Les circonstances du litige

Par une délibération du 11 juin 2004, le conseil général du Gers a exprimé son opposition aux essais et cultures en plein champ de plantes génétiquement modifiées sur le territoire départemental. Il a émis le souhait que, dans les communes intéressées, les maires fassent usage de leurs pouvoirs de police pour interdire de tels essais et cultures. Enfin, il a fait état de son intention d’agir en liaison avec les maires concernés en cas d’actions contentieuses. Par un jugement du 6 avril 2005, le tribunal administratif de Pau a, sur déféré du préfet du Gers, annulé cette délibération, confirmé par un arrêt de la cour administrative d’appel de Bordeaux du 12 juin 2007 contre lequel le département du Gers s’est pourvu en cassation avec succès.

Les textes applicables et la solution

Aux termes de l’article L.3211-1 du Code général des collectivités territoriales : « Le conseil général règle par ses délibérations les affaires du département. Il statue sur tous les objets sur lesquels il est appelé à délibérer par les lois et règlements et, généralement, sur tous les objets d’intérêt départemental dont il est saisi (…) ».

Sur le fondement de cet article, il est loisible aux conseils généraux de prendre des délibérations qui se bornent à des vœux, des prises de position ou des déclarations d’intention. De telles délibérations peuvent porter sur des objets à caractère politique et sur des objets qui relèvent de la compétence d’autres personnes publiques, dès lors qu’ils présentent un intérêt départemental ; par suite, en relevant, pour juger illégale la délibération déférée, que les textes en vigueur confient à l’Etat seul un pouvoir de police spéciale en ce qui concerne les organismes génétiquement modifiés et aux maires un pouvoir de police générale, et que, par suite, le conseil général du Gers a délibéré sur un objet étranger à ses attributions, la cour a entaché son arrêt d’une erreur de droit.

L’application au litige

L’activité agricole étant significative dans le département du Gers, la délibération déférée porte sur un objet d’intérêt départemental.
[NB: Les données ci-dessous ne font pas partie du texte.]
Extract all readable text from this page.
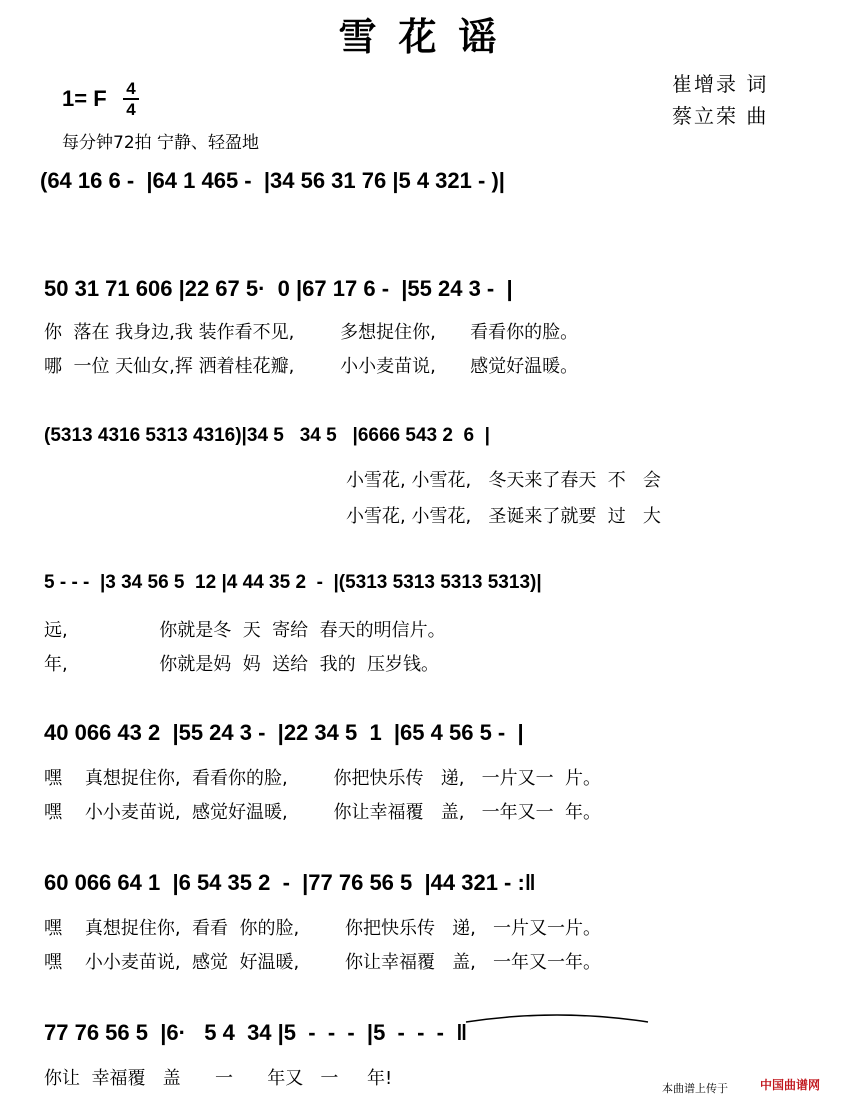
雪花谣
1= F 4
4
每分钟72拍 宁静、轻盈地
崔增录 词
蔡立荣 曲
(64 16 6 -  |64 1 465 -  |34 56 31 76 |5 4 321 - )|
50 31 71 606 |22 67 5·  0 |67 17 6 -  |55 24 3 -  |
你  落在 我身边,我 装作看不见,        多想捉住你,      看看你的脸。
哪  一位 天仙女,挥 洒着桂花瓣,        小小麦苗说,      感觉好温暖。
(5313 4316 5313 4316)|34 5   34 5   |6666 543 2  6  |
小雪花, 小雪花,   冬天来了春天  不   会
小雪花, 小雪花,   圣诞来了就要  过   大
5 - - -  |3 34 56 5  12 |4 44 35 2  -  |(5313 5313 5313 5313)|
远,                你就是冬  天  寄给  春天的明信片。
年,                你就是妈  妈  送给  我的  压岁钱。
40 066 43 2  |55 24 3 -  |22 34 5  1  |65 4 56 5 -  |
嘿    真想捉住你,  看看你的脸,        你把快乐传   递,   一片又一  片。
嘿    小小麦苗说,  感觉好温暖,        你让幸福覆   盖,   一年又一  年。
60 066 64 1  |6 54 35 2  -  |77 76 56 5  |44 321 - :‖
嘿    真想捉住你,  看看  你的脸,        你把快乐传   递,   一片又一片。
嘿    小小麦苗说,  感觉  好温暖,        你让幸福覆   盖,   一年又一年。
77 76 56 5  |6·   5 4  34 |5  -  -  -  |5  -  -  -  ‖
你让  幸福覆   盖      一      年又   一     年!	本曲谱上传于	中国曲谱网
Par ailleurs, eu égard à la portée d’un simple vœu, il ne peut en tout état de cause être utilement soutenu que la délibération déférée méconnaîtrait le principe de liberté du commerce et de l’industrie, et qu’elle conduirait à instaurer une « tutelle » du département sur d’autres collectivités publiques ou encore qu’elle aurait dû être motivée. La délibération n’encourait donc pas l’annulation.

Commentaire

En tout état de cause, un vœu qui est par nature dépourvu du caractère exécutoire puisque ne comportant pas de décision faisant grief, n’est pas susceptible de déféré préfectoral ou de recours pour excès de pouvoir, si ce n’est en raison d’un vice propre entachant la délibération elle-même (cf. TA de Strasbourg, 7 avril 1987, Préfet de la Moselle c/ conseil général de la Moselle, GP, 16 août 1988, p. 17). S’il peut émettre des vœux, le conseil général ne peut pas faire de la satisfaction donnée à ce vœu la condition sine qua non d’une autre décision relevant de sa propre compétence.